Le luci erano sempre accese (solo con Richard Wagner saranno abbassate), i rumori ammessi. Alcuni si lanciavano a cantare insieme al cantante. Capitava poi che lo spettacolo venisse interrotto dagli applausi che salutavano l’arrivo degli spettatori ritardatari, spesso quelli più importanti.

Nel giro di 20 anni tutto cambia. Il declino della nobiltà lascia il posto – alla lettera – a un pubblico borghese, con abitudini diverse e desideroso di mostrare il suo interesse per la cultura.

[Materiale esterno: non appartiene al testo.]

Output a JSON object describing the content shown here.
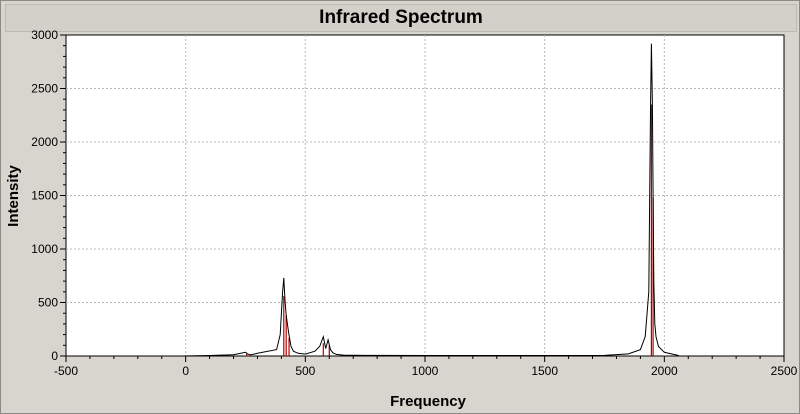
{
  "chart_data": {
    "type": "line",
    "title": "Infrared Spectrum",
    "xlabel": "Frequency",
    "ylabel": "Intensity",
    "xlim": [
      -500,
      2500
    ],
    "ylim": [
      0,
      3000
    ],
    "x_ticks": [
      -500,
      0,
      500,
      1000,
      1500,
      2000,
      2500
    ],
    "y_ticks": [
      0,
      500,
      1000,
      1500,
      2000,
      2500,
      3000
    ],
    "grid": true,
    "legend": "none",
    "colors": {
      "spectrum": "#000000",
      "stick": "#b00000",
      "grid": "#b8b8b8",
      "plot_bg": "#ffffff"
    },
    "spectrum": {
      "x": [
        -10,
        100,
        200,
        250,
        260,
        270,
        300,
        380,
        395,
        405,
        410,
        415,
        420,
        425,
        430,
        440,
        450,
        470,
        500,
        540,
        560,
        575,
        585,
        595,
        605,
        615,
        630,
        660,
        750,
        1000,
        1500,
        1750,
        1850,
        1900,
        1920,
        1935,
        1942,
        1946,
        1950,
        1953,
        1956,
        1960,
        1965,
        1975,
        2000,
        2060
      ],
      "y": [
        0,
        5,
        12,
        35,
        18,
        10,
        25,
        60,
        200,
        600,
        730,
        520,
        380,
        300,
        220,
        90,
        45,
        25,
        18,
        45,
        90,
        180,
        70,
        150,
        60,
        30,
        15,
        8,
        6,
        5,
        5,
        6,
        20,
        60,
        180,
        600,
        2300,
        2920,
        2350,
        1500,
        700,
        300,
        180,
        90,
        35,
        5
      ]
    },
    "sticks": {
      "x": [
        255,
        410,
        420,
        432,
        575,
        600,
        1946,
        1953
      ],
      "y": [
        20,
        560,
        380,
        170,
        120,
        100,
        2350,
        1480
      ]
    }
  }
}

Ma, come si scrive qui, non avevano la stessa confidenza degli aristocratici. In poche parole, avevano bisogno di influencer. La claque nasce per questo: orientare gli applausi e, in ultima analisi, i gusti di un pubblico novello che andava educato.

Non è un caso che, nella stessa epoca, nasca anche la figura del critico teatrale: «Serve per creare un consenso diffuso di gusti e giudizi, ma è necessario solo quando le fondamenta di questi giudizi non sono più sicuri», scrive lo storico Nicolas Till.

Lo sconvolgimento dei valori avvenuto negli anni precedenti aveva portato a un cambiamento anche sul lato estetico. La nuova classe sociale doveva ancora capire cosa andava visto e cosa no, oltre che imparare cosa se ne dovesse pensare.